Where do I go from here? Is it going to get easier, in the same way seeing friends and family members and acquaintances get pregnant and have children became easier with time? How will I have the strength to keep going if I reach mikveh trip #44 with no live baby?


  1. Oh honey - I wish I had some words of comfort for you. I'm in a perpetual faith crisis so I can't help you there.
    But what I can do is send you a huge hug, cross all appendages for a successful transfer, and offer myself up as a support if you need it.

  2. Everything we do and see is through an IF lens. It's so hard not to be angry. Because it's so unfair.

    I would love to do a mikveh ritual. We do need renewal and to wash away what has come before.

  3. I'm dropping by for ICLW week and wanted to tell you as I am sure you know, you are not alone. I have been dealing with seeing friends and family have one and two babies and we are still in "infertility limbo". I let myself have 24 hours to be upset, mope, cry, be angry, then when time is up, I look at the positive, someone I love is going to have a child and will give me someone else to love while I wait for my baby to get here. I know it may seem cheesy but it is what gets me through the weekly (yes weekly!) pregnancy announcements I have been getting in person, over the phone or on facebook. :)
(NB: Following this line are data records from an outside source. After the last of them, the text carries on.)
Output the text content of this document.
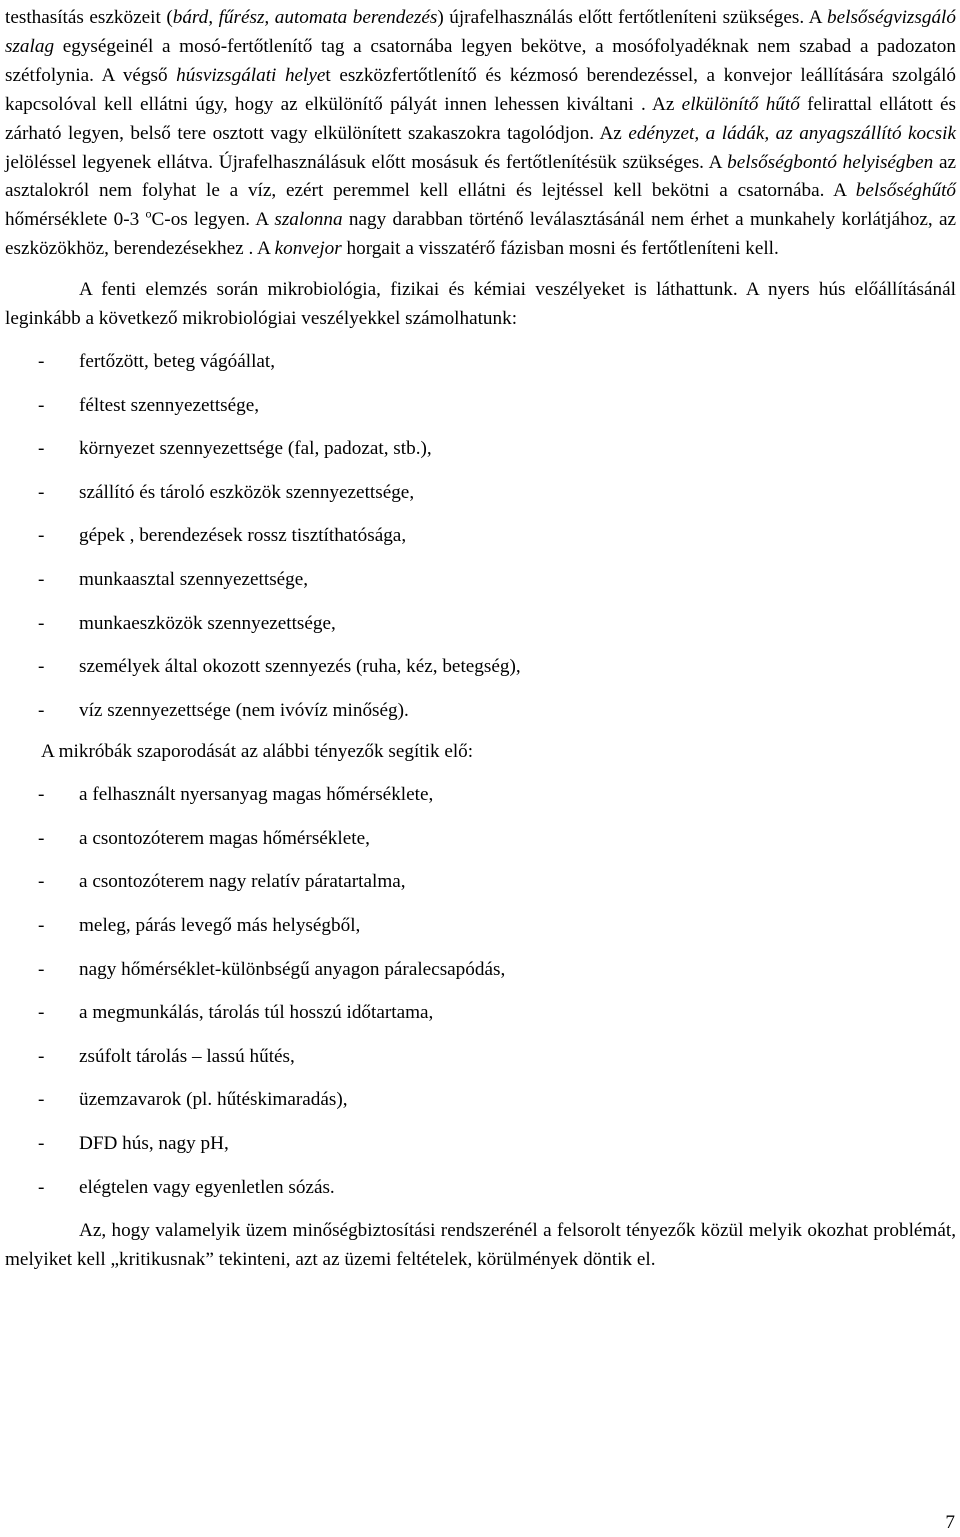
testhasítás eszközeit (bárd, fűrész, automata berendezés) újrafelhasználás előtt fertőtleníteni szükséges. A belsőségvizsgáló szalag egységeinél a mosó-fertőtlenítő tag a csatornába legyen bekötve, a mosófolyadéknak nem szabad a padozaton szétfolynia. A végső húsvizsgálati helyet eszközfertőtlenítő és kézmosó berendezéssel, a konvejor leállítására szolgáló kapcsolóval kell ellátni úgy, hogy az elkülönítő pályát innen lehessen kiváltani . Az elkülönítő hűtő felirattal ellátott és zárható legyen, belső tere osztott vagy elkülönített szakaszokra tagolódjon. Az edényzet, a ládák, az anyagszállító kocsik jelöléssel legyenek ellátva. Újrafelhasználásuk előtt mosásuk és fertőtlenítésük szükséges. A belsőségbontó helyiségben az asztalokról nem folyhat le a víz, ezért peremmel kell ellátni és lejtéssel kell bekötni a csatornába. A belsőséghűtő hőmérséklete 0-3 $^o$C-os legyen. A szalonna nagy darabban történő leválasztásánál nem érhet a munkahely korlátjához, az eszközökhöz, berendezésekhez . A konvejor horgait a visszatérő fázisban mosni és fertőtleníteni kell.

A fenti elemzés során mikrobiológia, fizikai és kémiai veszélyeket is láthattunk. A nyers hús előállításánál leginkább a következő mikrobiológiai veszélyekkel számolhatunk:

- fertőzött, beteg vágóállat,
- féltest szennyezettsége,
- környezet szennyezettsége (fal, padozat, stb.),
- szállító és tároló eszközök szennyezettsége,
- gépek , berendezések rossz tisztíthatósága,
- munkaasztal szennyezettsége,
- munkaeszközök szennyezettsége,
- személyek által okozott szennyezés (ruha, kéz, betegség),
- víz szennyezettsége (nem ivóvíz minőség).

A mikróbák szaporodását az alábbi tényezők segítik elő:

- a felhasznált nyersanyag magas hőmérséklete,
- a csontozóterem magas hőmérséklete,
- a csontozóterem nagy relatív páratartalma,
- meleg, párás levegő más helységből,
- nagy hőmérséklet-különbségű anyagon páralecsapódás,
- a megmunkálás, tárolás túl hosszú időtartama,
- zsúfolt tárolás – lassú hűtés,
- üzemzavarok (pl. hűtéskimaradás),
- DFD hús, nagy pH,
- elégtelen vagy egyenletlen sózás.

Az, hogy valamelyik üzem minőségbiztosítási rendszerénél a felsorolt tényezők közül melyik okozhat problémát, melyiket kell „kritikusnak” tekinteni, azt az üzemi feltételek, körülmények döntik el.

7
  4. A, I'm with you on everything, the people cutting in front of you and not doing anything about it, everything. You're stronger than me in the sense that I gave up going to the Mikvah a long time ago. For me giving it up was a way to completely separate the medical from the faith. It doesn't make much sense, but it was the only way I could deal with it.
    Also, I think it took the whole two weeks between my failed IVF and my FET transfer to emotionally heal from the failure. It wasn't easy, it hit me a lot harder then I expected. Be good to yourself, you are allowed to be upset.
    Anyway, good luck with the transfer on Sunday! I'm thinking of you and hope it goes smoothly and that those embryos decide to stick around.

  5. I'm so sorry to hear your mikvah night was like this :( I can imagine going month after month when you have been working so hard and have been through so much. My experience with the mikvah yesterday was different probably only because I don't go every month (so no monthly reminders) and my first (and so far only) cycle was so harrowing I was just glad to be done with it. I hope you found some peace last night after all of that, and good luck with your transfer!

  6. Visiting from ICLW. Wishing you all the luck in the world on your transfer this Sunday. I'm currently doing an IVF cycle as well and my expected transfer date is 2 August. Infertility sucks and sometimes it's hard to keep a positive outlook so don't be too hard on yourself.

  7. I wish I could give you a big hug. I agree with Jem, everything we do and see is through an IF lens; it colours EVERYTHING! As for the FET, I've never had a positive attitude going into them either. I'm hoping and praying for you!

  8. Hi from ICLW! Hang in there- sending you a huge hug! I'll be hoping that your FET ends with wonderful results!

  9. I don't have any answers to your questions -- those are things I struggle with every single day. My faith has taken quite a beating over the past 10 years TTC and (out of self-preservation) I have had to adopt the purely biological explanation of procreation. I simply cannot reconcile any image of a just God giving babies to abusive, neglectful parents and not to the many loving, stable homes that desperately want one.

  10. Thanks so much for your support, ladies. As usual, your words really mean a lot to me. It helps to know that others have also had a difficult time reconciling their faith with their infertility, but it also makes me sad to know that it's that way for others, too.

  11. *hugs* I'm sorry it is a hard time for you right now. I'm waiting to see if cycle 38 will be starting in the next day or so. I know it isn't #44, but it is getting there. I just wanted to let you know that you find a way to carry on. It still hurts, but if you give up then there is a much bigger chance of not becoming a mom, which is why you continue to keep trying. Stay strong.